Generalization of the Lagrange Multiplier Let's say that I have a submanifold cut out of $\mathbb{R}^{n+k}$ as $f^{-1}(0)$ where $f:\mathbb{R}^{n+k} \rightarrow \mathbb{R}^k$ is smooth and $0$ is a regular value. The Lagrange multiplier criterion tells me that if $x\in f^{-1}(0)$ is a critical point of $g|_{f^{-1}(0)}$ where $g:\mathbb{R}^{n+k} \rightarrow \mathbb{R}$, then there is a linear function $\lambda:\mathbb{R}^k \rightarrow \mathbb{R}$ such that $DG(x) + \lambda DF(x) = 0$. One can use this to probe for critical points of $g$ by first considering solutions of the system of equations $DG(x) + \lambda DF(x) = 0$ and $f(x) = 0$ for varying $\lambda$.
Can you adapt this in a useful way to the scenario where $g$ is a vector valued function? i.e. $g:\mathbb{R}^{n+k} \rightarrow \mathbb{R}^{l}$ and $\lambda:\mathbb{R}^k \rightarrow \mathbb{R}^{l}$
If not, then what is a good approach to computing the sets of critical points of such vector valued functions.
 A: This can be adapted to vector-valued functions in a certain sense.  First, recall the definitions of a critical point:


*

*A critical point for a scalar-valued function $\phi\colon\mathbb{R^n} \to \mathbb{R}$ is a point for which $D\phi = 0$.

*A critical point for a vector-valued function $\Phi\colon\mathbb{R^n} \to \mathbb{R}^l$ is a point for which $\mathrm{rank}(D\Phi) < \min(n,l)$.
With this in mind, we can state the Lagrange multipliers method in both cases:


*

*A critical point for a scalar-valued function $g\colon \mathbb{R}^{n+k}\to\mathbb{R}$ restricted to the submanifold $F^{-1}(0)$ is a point for which $Dg + \lambda\,DF = 0$ for some linear function $\lambda$ (i.e. $Dg$ is a linear combination of the rows of $DF$).

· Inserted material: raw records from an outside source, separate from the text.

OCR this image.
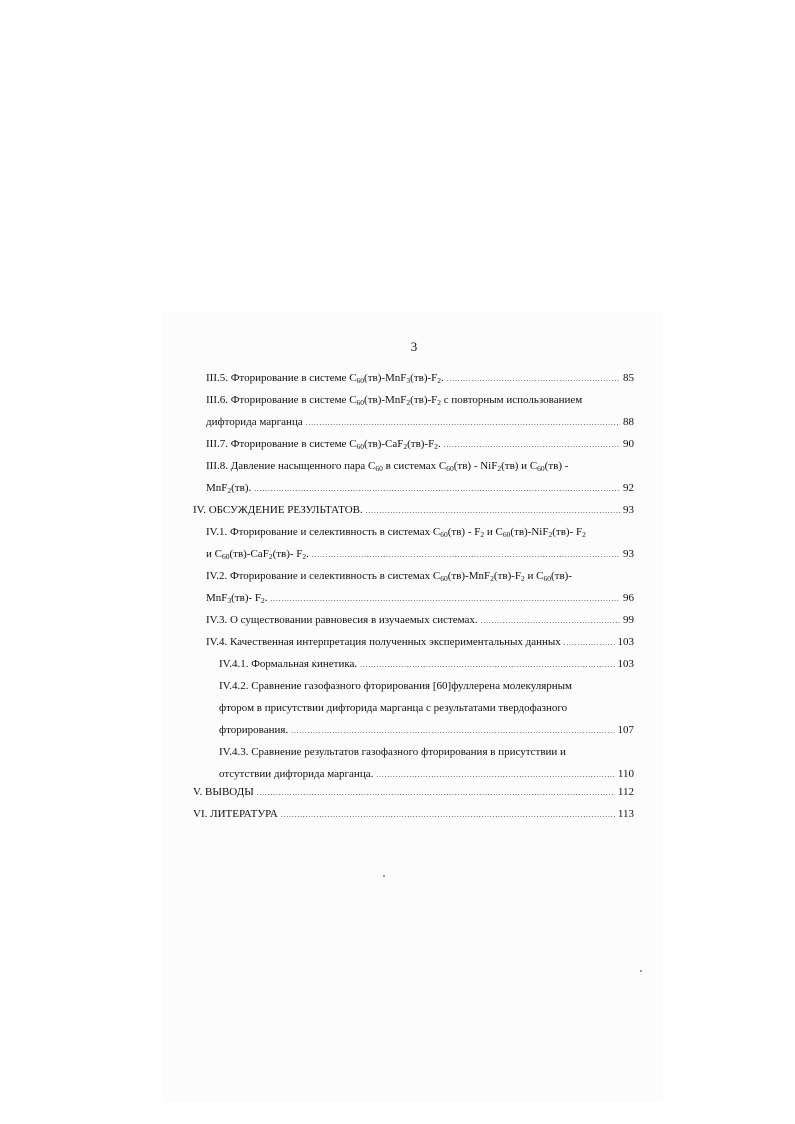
3
III.5. Фторирование в системе $C_{60}(тв)-MnF_3(тв)-F_2$. .....	85
III.6. Фторирование в системе $C_{60}(тв)-MnF_2(тв)-F_2$ с повторным использованием
дифторида марганца .....	88
III.7. Фторирование в системе $C_{60}(тв)-CaF_2(тв)-F_2$. .....	90
III.8. Давление насыщенного пара $C_{60}$ в системах $C_{60}(тв) - NiF_2(тв)$ и $C_{60}(тв)$ -
MnF$_2$(тв). .....	92
IV. ОБСУЖДЕНИЕ РЕЗУЛЬТАТОВ. .....	93
IV.1. Фторирование и селективность в системах $C_{60}(тв) - F_2$ и $C_{60}(тв)-NiF_2(тв)-$ $F_2$
и $C_{60}(тв)-CaF_2(тв)-$ $F_2$. .....	93
IV.2. Фторирование и селективность в системах $C_{60}(тв)-MnF_2(тв)-F_2$ и $C_{60}(тв)-$
MnF$_3$(тв)- $F_2$. .....	96
IV.3. О существовании равновесия в изучаемых системах. .....	99
IV.4. Качественная интерпретация полученных экспериментальных данных .....	103
IV.4.1. Формальная кинетика. .....	103
IV.4.2. Сравнение газофазного фторирования [60]фуллерена молекулярным
фтором в присутствии дифторида марганца с результатами твердофазного
фторирования. .....	107
IV.4.3. Сравнение результатов газофазного фторирования в присутствии и
отсутствии дифторида марганца. .....	110
V. ВЫВОДЫ .....	112
VI. ЛИТЕРАТУРА .....	113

*A critical point for a vector-valued function $G\colon\mathbb{R}^{n+k}\to\mathbb{R}^l$ restricted to the submanifold $F^{-1}(0)$ is a point for which $\mathrm{rank}(\frac{DG}{DF}) < \min(n+k,l+k)$, where $\frac{DG}{DF}$ denotes the $(l+k)\times (n+k)$ augmented matrix whose first $l$ rows are $DG$ and whose remaining $k$ rows are $DF$.
You can use any method you want to check the rank of $\frac{DG}{DF}$.  For example, in the case where $n \geq l$ you could try to find a nontrivial solution to the equations
$$
\mu\,DG + \lambda\,DF = 0\qquad\text{and}\qquad F=0
$$
where $\mu\colon \mathbb{R}^l\to\mathbb{R}$ and $\lambda\colon \mathbb{R}^k\to\mathbb{R}$ are linear, and "nontrivial" means that $\mu$ is not identically zero.  (This is equivalent to checking whether the rows of $\frac{DG}{DF}$ are linearly independent.)
If $n \leq l$, you should check the columns instead.  This involves finding nontrivial solutions to the equations
$$
DG\,\lambda = 0,\qquad DF\,\lambda = 0\qquad\text{and}\qquad F=0
$$
where $\lambda\colon \mathbb{R}\to\mathbb{R}^{n+k}$ is linear, and "nontrivial" means that $\lambda$ is not identically zero.